A comprehensive review of the literature on the impacts of oil spills on mangroves was conducted by Thorhaug (1987). It was concluded that while defoliation of mangroves was a common occurrence, massive mortality was not always the ultimate outcome, suggesting toxicity and not necessarily lethality, of spilt oil. Specific case studies involving spilled oil and mangroves are outlined below.

A spill of approximately 397 kL (2,500 bbl) of oil occurred in the Florida Keys in 1975 (Chan, 1977). A one year survey following the spill indicated that no adverse impact to mature Rhizophora trees occurred where oil partially coated prop roots; while the oiling of less than 50% of Avicennia pneumatophores did not appear to affect the trees. This survey did identify extensive mortality of Rhizophora seedlings following the oiling of their stems and leaves, and in dwarf black Avicennia mangroves with more than 50% oiling of pneumatophores.

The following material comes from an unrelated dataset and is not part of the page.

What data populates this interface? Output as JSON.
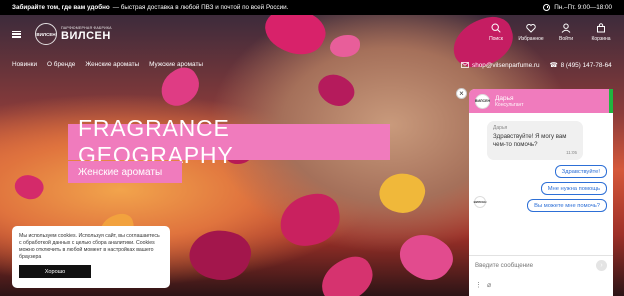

Snowden & Ekweozor (1987) studied a spill of medium weight Nigerian crude in a semi-enclosed estuary area which caused defoliation of 500 m2 of mangroves. Within this area no mortality of mature trees was observed, while seedlings were seen to die as a result of the oiling. Defoliated trees had begun to show new leaf growth within five months of the spill.

A 3,815 kL (24,000 bbl) spill of medium weight Tijuana crude oil washed ashore at Cabo Rojo in Puerto Rico resulted in oiling of the prop roots and submerged roots of Rhizophora and Avicennia mangroves (Nadeau & Bergquist, 1977). Mortality was restricted to a 1 ha area of mangroves in the months following the spill. A second survey carried out approximately four years after the spill by Page et 'al. (1979), found that the initial mortality was not ongoing and that re-emergence of young trees was occurring in spite of the fact that some of the sediments were still heavily contaminated by oil. The oiled sediments appeared to be no longer toxic to the mangroves, and chemical analyses showed that the one, two and three ring aromatics had been weathered from the oiled sediments. Furthermore, compared with temperate locations, the rate of biodegradation of the oil within the anoxic mangrove sediments was extremely rapid. The study concluded that the recovery potential from an oil spill for a coastal mangrove

ecosystem can be high.

In synthesising the results of a seven year programme to determine the effects of oil and dispersants on Rhizophora and Avicennia, Getter, Ballou and Koons (1985) found that Rhizophora appeared to be able to exclude oil uptake at the roots while Avicennia was only partially capable of this and thus potentially the more sensitive of the two species to oil.

Mangrove response also varied as a function of which part of the tree was oiled; for example root and leaf oilings were more toxic than oiling of the stems. Field studies were carried out by the same researchers who reported defoliation of mangroves without mortality after being exposed to 50 ppm of medium weight crude oil for 24 hours. The acute impacts, of the oiling were seen within two weeks of the experimental spill, and no further onset of new effects were observed after four months.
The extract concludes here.